Relationship between histidyl‐tRNA level and protein synthesis rate in wild‐type and mutant chinese hamster ovary cells

Abstract

A preliminary investigation was carried out to determine how conditional lethal mutants affected in particular aminoacyl‐tRNA synthetases may be used to study the role of tRNA charging levels in protein synthesis. The relationship between rate of protein synthesis and level of histidyl‐tRNA in wild‐type cultured Chinese hamster ovary cells was determined using the analogue histidinol to inhibit histidyl‐tRNA synthetase activity. This response was compared with that obtained using a mutant strain with a defective histidyl‐tRNA synthetase that phenotypically shows decreased rates of protein synthesis at reduced concentrations of histidine in the growth medium. The approach used was based on measuring the histidyl‐tRNA levels in live cells.

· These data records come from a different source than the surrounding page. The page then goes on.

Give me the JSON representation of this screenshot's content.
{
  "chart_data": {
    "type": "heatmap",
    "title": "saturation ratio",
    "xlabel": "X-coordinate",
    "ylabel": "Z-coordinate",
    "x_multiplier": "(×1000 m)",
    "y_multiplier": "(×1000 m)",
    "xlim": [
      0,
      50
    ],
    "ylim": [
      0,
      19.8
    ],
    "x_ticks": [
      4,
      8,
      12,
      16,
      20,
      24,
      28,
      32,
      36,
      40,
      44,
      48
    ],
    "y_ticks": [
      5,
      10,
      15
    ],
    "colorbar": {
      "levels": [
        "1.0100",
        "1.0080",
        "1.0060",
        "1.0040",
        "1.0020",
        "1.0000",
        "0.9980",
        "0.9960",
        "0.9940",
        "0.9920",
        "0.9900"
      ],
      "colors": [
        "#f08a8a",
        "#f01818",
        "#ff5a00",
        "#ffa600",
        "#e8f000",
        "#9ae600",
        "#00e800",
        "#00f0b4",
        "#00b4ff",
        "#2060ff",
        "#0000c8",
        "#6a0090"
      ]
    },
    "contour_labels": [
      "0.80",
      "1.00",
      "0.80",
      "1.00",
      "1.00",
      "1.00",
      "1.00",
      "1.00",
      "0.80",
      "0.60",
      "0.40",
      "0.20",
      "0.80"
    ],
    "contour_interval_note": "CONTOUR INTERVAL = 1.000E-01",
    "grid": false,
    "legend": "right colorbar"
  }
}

The percentage charging was estimated by comparing [¹⁴C]histidine incorporated into alkali‐labile material in paired samples, one of which was treated with cycloheximide, five minutes before terminating during the incubation, to produce maximal aminoacylation. Wild‐type cells under histidinol inhibition exhibited a sensitive, sigmoidal relationship between the level of histidyl‐tRNA and the rate of protein synthesis. A decrease in the relative percentage of acylated tRNA^His from 46% to 35% elicited a large reduction in the rate of protein synthesis from 90% to 30% relative to untreated cells. An unpredicted result was that the relationship between protein synthesis and histidyl‐tRNA in the mutant was essentially linear. High acylation values for tRNA^His were associated with rates of protein synthesis that were not nearly as high as in wild‐type cells. These findings suggest that the charging levels of tRNA^His isoacceptors could play a regulatory role in determining the rate of protein synthesis under conditions of histidine starvation in normal cells. The mutant appears to be a potentially useful system for studying the pivotal role of tRNA charging in protein synthesis, assuming that the altered response in the mutant is caused by its altered synthetase.